Extended Data Fig. 2 Quantitative analysis of the amount of CgCLP fiber for engineered C. glutamicum using the whole-cell filtration ELISA.
(a) ELISA quantification analysis (detection by anti-Spa2 antibody) of the cells defective for Spa1 (Δspa1 strain), Spa3 (Δspa3 strain), or both (Δspa1Δspa3 strain) and the cells overexpression of Spa2 (Spa2 strain). P values are indicated above the bars (Not significant (NS) P > 0.05, **P < 0.01, ***P < 0.001; engineered C. glutamicum versus wild-type C. glutamicum using two-tailed t-test, from three biologically independent samples, mean ± s.d.). (b) ELISA quantification analysis of the engineered cells of Spa2 fused with various domains. (c) ELISA quantification analysis of the engineered cells for validation of the co-assembly of split-Venus components into the CgCLP fibers. (d) ELISA quantification analysis of the engineered cells of TrEgl+SdBgl (the case of simultaneously secreted free enzymes of TrEgl and SdBgl) and TrEgl-Spa2+SdBgl-Spa2 (the case of the TrEgl and SdBgl enzymes were coassembled into the CgCLP fibers). All samples were cultivated in an incubator at 30 °C without shaking for 2 days in M63 medium and measured the normalized CLP production for each engineered C. glutamicum (OD600 = 0.1, 25 μL), using the amount of CLP produced by wild-type C. glutamicum as a benchmark. N=3 biologically independent experiments were performed in b, c and d; data are presented as mean ± s.d.

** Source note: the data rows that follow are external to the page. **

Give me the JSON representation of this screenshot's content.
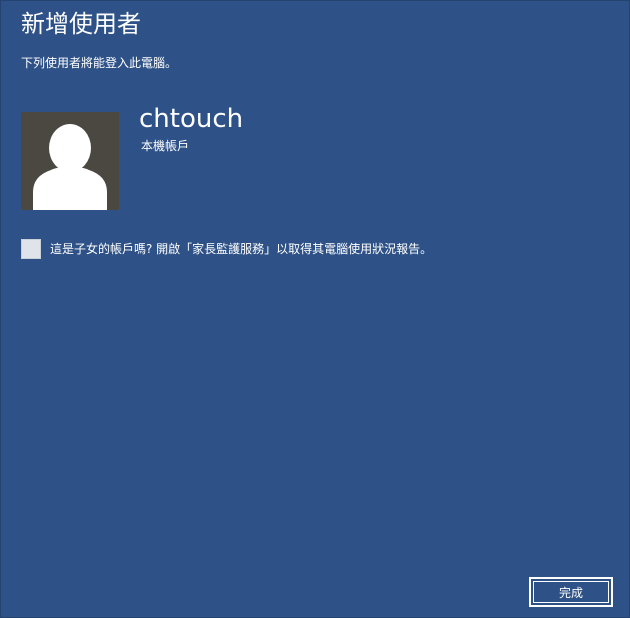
{
  "dialog": {
    "title": "新增使用者",
    "subtitle": "下列使用者將能登入此電腦。"
  },
  "user": {
    "name": "chtouch",
    "account_type": "本機帳戶",
    "avatar_icon": "default-user-silhouette-icon"
  },
  "family_safety": {
    "checked": false,
    "label": "這是子女的帳戶嗎? 開啟「家長監護服務」以取得其電腦使用狀況報告。"
  },
  "actions": {
    "done_label": "完成"
  },
  "colors": {
    "background": "#2e5287",
    "avatar_background": "#4b4741",
    "text": "#ffffff",
    "checkbox": "#dfe4ea"
  }
}
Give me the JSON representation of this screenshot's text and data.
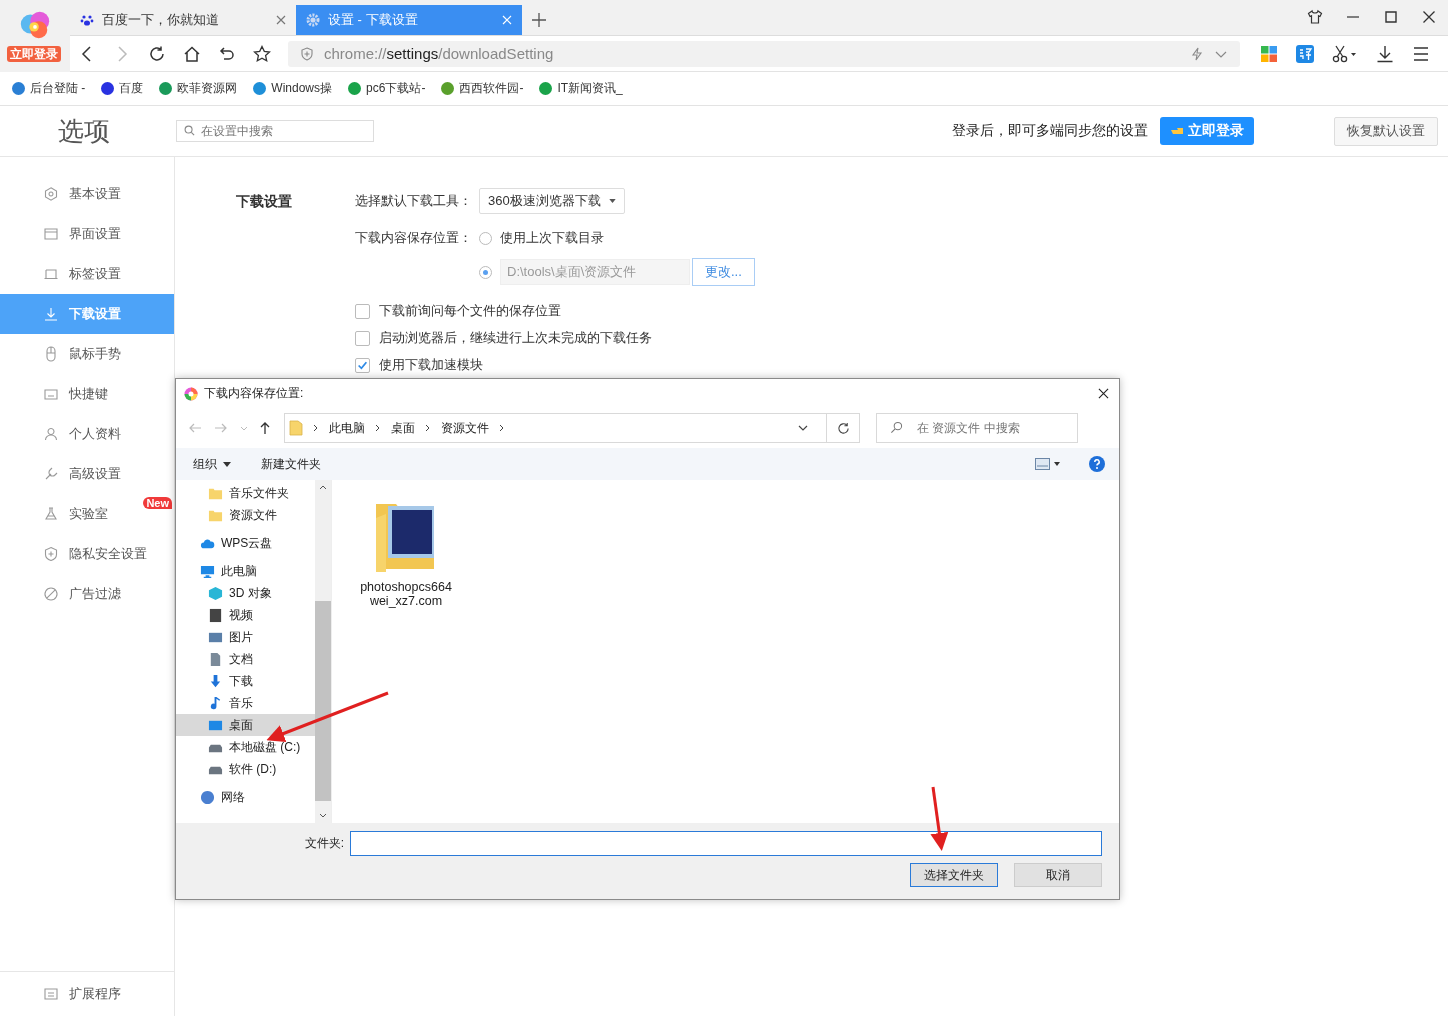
{
  "browser": {
    "tabs": [
      {
        "label": "百度一下，你就知道",
        "selected": false
      },
      {
        "label": "设置 - 下载设置",
        "selected": true
      }
    ],
    "login_badge": "立即登录",
    "address": {
      "scheme": "chrome://",
      "host": "settings",
      "path": "/downloadSetting"
    },
    "bookmarks": [
      {
        "label": "后台登陆 -",
        "color": "#2a7fd4"
      },
      {
        "label": "百度",
        "color": "#2932e1"
      },
      {
        "label": "欧菲资源网",
        "color": "#1a9a5a"
      },
      {
        "label": "Windows操",
        "color": "#1e8fd8"
      },
      {
        "label": "pc6下载站-",
        "color": "#1aa34a"
      },
      {
        "label": "西西软件园-",
        "color": "#5aa02c"
      },
      {
        "label": "IT新闻资讯_",
        "color": "#1aa34a"
      }
    ]
  },
  "settings": {
    "title": "选项",
    "search": {
      "placeholder": "在设置中搜索"
    },
    "sync_text": "登录后，即可多端同步您的设置",
    "login_button": "立即登录",
    "restore_button": "恢复默认设置",
    "nav": [
      {
        "label": "基本设置",
        "selected": false
      },
      {
        "label": "界面设置",
        "selected": false
      },
      {
        "label": "标签设置",
        "selected": false
      },
      {
        "label": "下载设置",
        "selected": true
      },
      {
        "label": "鼠标手势",
        "selected": false
      },
      {
        "label": "快捷键",
        "selected": false
      },
      {
        "label": "个人资料",
        "selected": false
      },
      {
        "label": "高级设置",
        "selected": false
      },
      {
        "label": "实验室",
        "selected": false,
        "badge": "New"
      },
      {
        "label": "隐私安全设置",
        "selected": false
      },
      {
        "label": "广告过滤",
        "selected": false
      }
    ],
    "footer_link": "扩展程序",
    "section": {
      "heading": "下载设置",
      "tool_label": "选择默认下载工具：",
      "tool_value": "360极速浏览器下载",
      "location_label": "下载内容保存位置：",
      "location_options": [
        {
          "kind": "text",
          "label": "使用上次下载目录",
          "selected": false
        },
        {
          "kind": "path",
          "value": "D:\\tools\\桌面\\资源文件",
          "button": "更改...",
          "selected": true
        }
      ],
      "checkboxes": [
        {
          "label": "下载前询问每个文件的保存位置",
          "checked": false
        },
        {
          "label": "启动浏览器后，继续进行上次未完成的下载任务",
          "checked": false
        },
        {
          "label": "使用下载加速模块",
          "checked": true
        }
      ]
    }
  },
  "dialog": {
    "title": "下载内容保存位置:",
    "breadcrumb": [
      "此电脑",
      "桌面",
      "资源文件"
    ],
    "search": {
      "placeholder": "在 资源文件 中搜索"
    },
    "organize": "组织",
    "new_folder": "新建文件夹",
    "tree": [
      {
        "label": "音乐文件夹",
        "kind": "folder",
        "selected": false
      },
      {
        "label": "资源文件",
        "kind": "folder",
        "selected": false
      },
      {
        "label": "WPS云盘",
        "kind": "cloud",
        "selected": false
      },
      {
        "label": "此电脑",
        "kind": "pc",
        "selected": false,
        "children": [
          {
            "label": "3D 对象",
            "kind": "cube",
            "selected": false
          },
          {
            "label": "视频",
            "kind": "film",
            "selected": false
          },
          {
            "label": "图片",
            "kind": "picture",
            "selected": false
          },
          {
            "label": "文档",
            "kind": "doc",
            "selected": false
          },
          {
            "label": "下载",
            "kind": "download",
            "selected": false
          },
          {
            "label": "音乐",
            "kind": "music",
            "selected": false
          },
          {
            "label": "桌面",
            "kind": "desktop",
            "selected": true
          },
          {
            "label": "本地磁盘 (C:)",
            "kind": "drive",
            "selected": false
          },
          {
            "label": "软件 (D:)",
            "kind": "drive",
            "selected": false
          }
        ]
      },
      {
        "label": "网络",
        "kind": "network",
        "selected": false
      }
    ],
    "files": [
      {
        "name": "photoshopcs664wei_xz7.com"
      }
    ],
    "folder_label": "文件夹:",
    "buttons": [
      "选择文件夹",
      "取消"
    ]
  }
}
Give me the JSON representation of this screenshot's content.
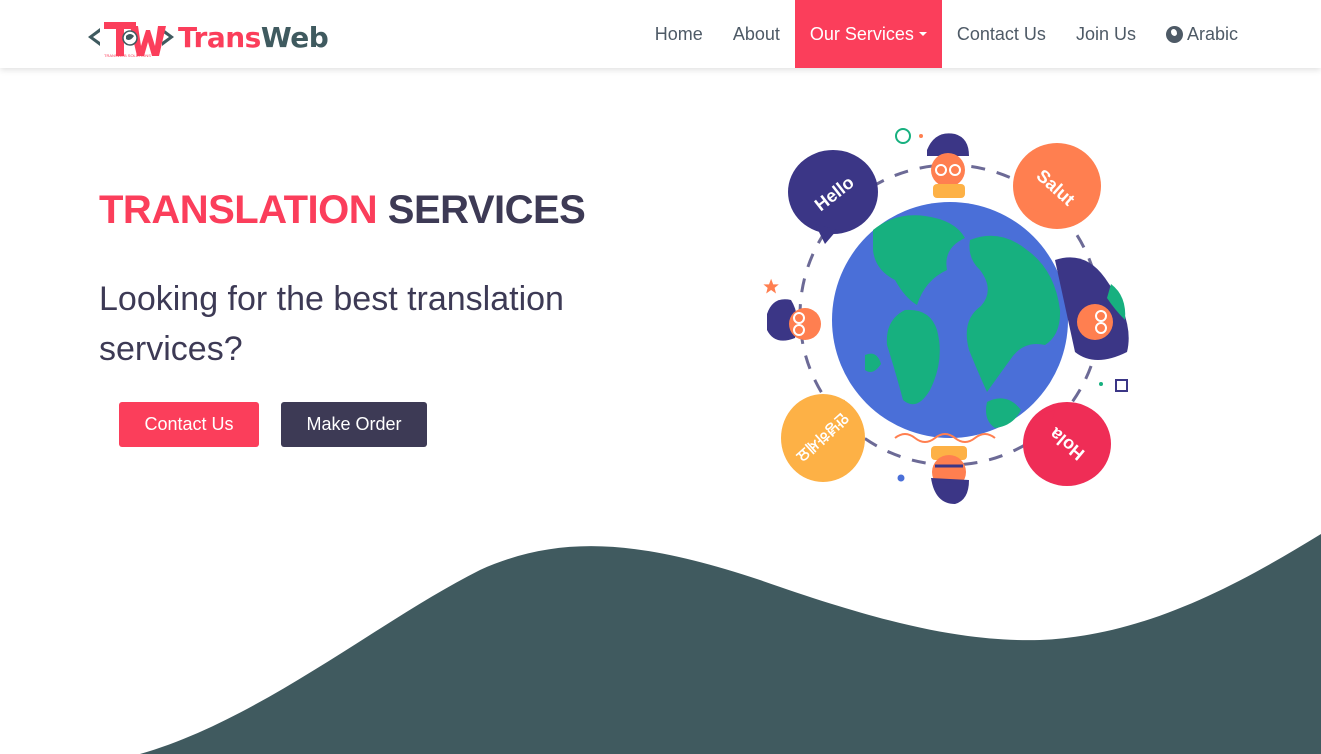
{
  "brand": {
    "name_part1": "Trans",
    "name_part2": "Web",
    "mark_text": "TW",
    "tagline": "TRANSWEB SOLUTIONS"
  },
  "nav": {
    "items": [
      {
        "label": "Home"
      },
      {
        "label": "About"
      },
      {
        "label": "Our Services",
        "active": true,
        "has_dropdown": true
      },
      {
        "label": "Contact Us"
      },
      {
        "label": "Join Us"
      },
      {
        "label": "Arabic",
        "icon": "globe-icon"
      }
    ]
  },
  "hero": {
    "title_part1": "TRANSLATION",
    "title_part2": "SERVICES",
    "subtitle": "Looking for the best translation services?",
    "buttons": {
      "contact": "Contact Us",
      "order": "Make Order"
    }
  },
  "illustration": {
    "bubbles": [
      "Hello",
      "Salut",
      "Hola",
      "안녕하세요"
    ]
  },
  "colors": {
    "accent": "#fb3e5b",
    "dark": "#3d3a55",
    "wave": "#405a5f",
    "nav_text": "#4e5a66"
  }
}
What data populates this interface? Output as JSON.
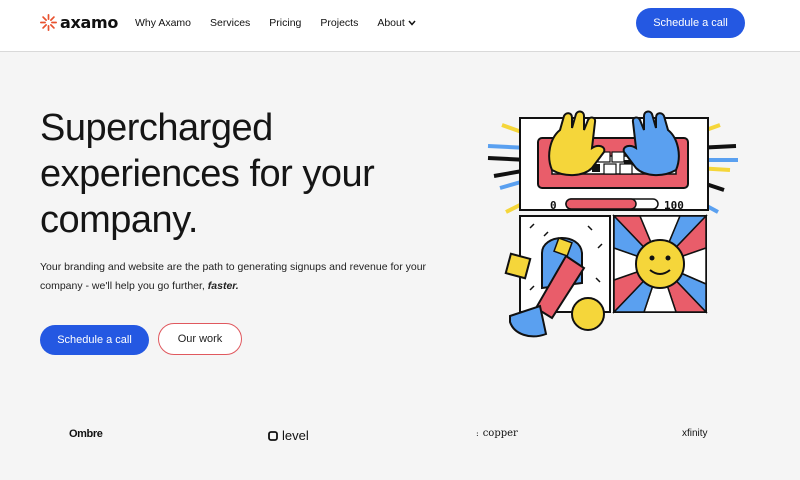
{
  "brand": {
    "name": "axamo",
    "accent": "#e8512e"
  },
  "nav": {
    "links": [
      "Why Axamo",
      "Services",
      "Pricing",
      "Projects",
      "About"
    ],
    "cta": "Schedule a call"
  },
  "hero": {
    "title": "Supercharged experiences for your company.",
    "subtitle_before": "Your branding and website are the path to generating signups and revenue for your company - we'll help you go further, ",
    "subtitle_emphasis": "faster.",
    "cta_primary": "Schedule a call",
    "cta_secondary": "Our work"
  },
  "illustration": {
    "slider_min": "0",
    "slider_max": "100"
  },
  "client_logos": [
    "Ombre",
    "level",
    "copper",
    "xfinity"
  ],
  "colors": {
    "primary": "#2458e2",
    "outline": "#e0585e",
    "red": "#e95d6a",
    "yellow": "#f5d63a",
    "blue": "#5aa0f0"
  }
}
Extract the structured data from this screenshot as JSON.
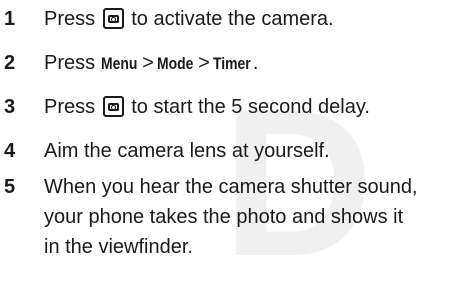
{
  "watermark": "D",
  "steps": [
    {
      "number": "1",
      "before": "Press",
      "icon": "camera-key-icon",
      "after": "to activate the camera."
    },
    {
      "number": "2",
      "before": "Press",
      "menu_path": [
        "Menu",
        "Mode",
        "Timer"
      ],
      "separator": ">",
      "after": "."
    },
    {
      "number": "3",
      "before": "Press",
      "icon": "camera-key-icon",
      "after": "to start the 5 second delay."
    },
    {
      "number": "4",
      "text": "Aim the camera lens at yourself."
    },
    {
      "number": "5",
      "lines": [
        "When you hear the camera shutter sound,",
        "your phone takes the photo and shows it",
        "in the viewfinder."
      ]
    }
  ]
}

Extended Data Fig. 3 Probing the structure and essential residues of Spa2 for CLP assembly in C. glutamicum.
(a) The X-ray crystal structure of Spa2 is arranged in three tandem Ig-like domains, N-domain (pink), M-domain (blue), and C-domain (green). Residues involved in the formation of three intramolecular isopeptide bonds (yellow) and two disulfide bonds (red) are shown as sticks. b, c, Three intramolecular isopeptide bonds (b) and two disulfide bonds (c) in Spa2 monomer are rendered from the Spa2 structure with a 2Fo-Fc electron-density map contoured at 1.0 σ. Hydrogen bonds are shown as black dashed lines. d, e, Genetic manipulation in Δspa2 strains (harboring a plasmid that expressed Spa2 or Spa2 variants of K194A, LPLTG474LALAA478, E158A, D246A, E435A, D246A/E435A, C97A, C380A, and C97A/C380A, respectively) to assess the key residues promoting the formation of inter- and intramolecular isopeptide bonds, and disulfide bonds, in Spa2 by TEM bio-imaging (d) and quantitative analysis of the amount of CgCLP fiber by whole-cell filtration ELISA (detection by anti-Spa2 antibody) (e). P values are indicated above the bars. (Not significant (NS) P > 0.05, **P < 0.01, ***P < 0.001, ****P < 0.0001; Spa2 mutated strains versus the Spa2 using two-tailed t-test, from three biologically independent samples, mean ± s.d.). The bars in the TEM images are 200 nm.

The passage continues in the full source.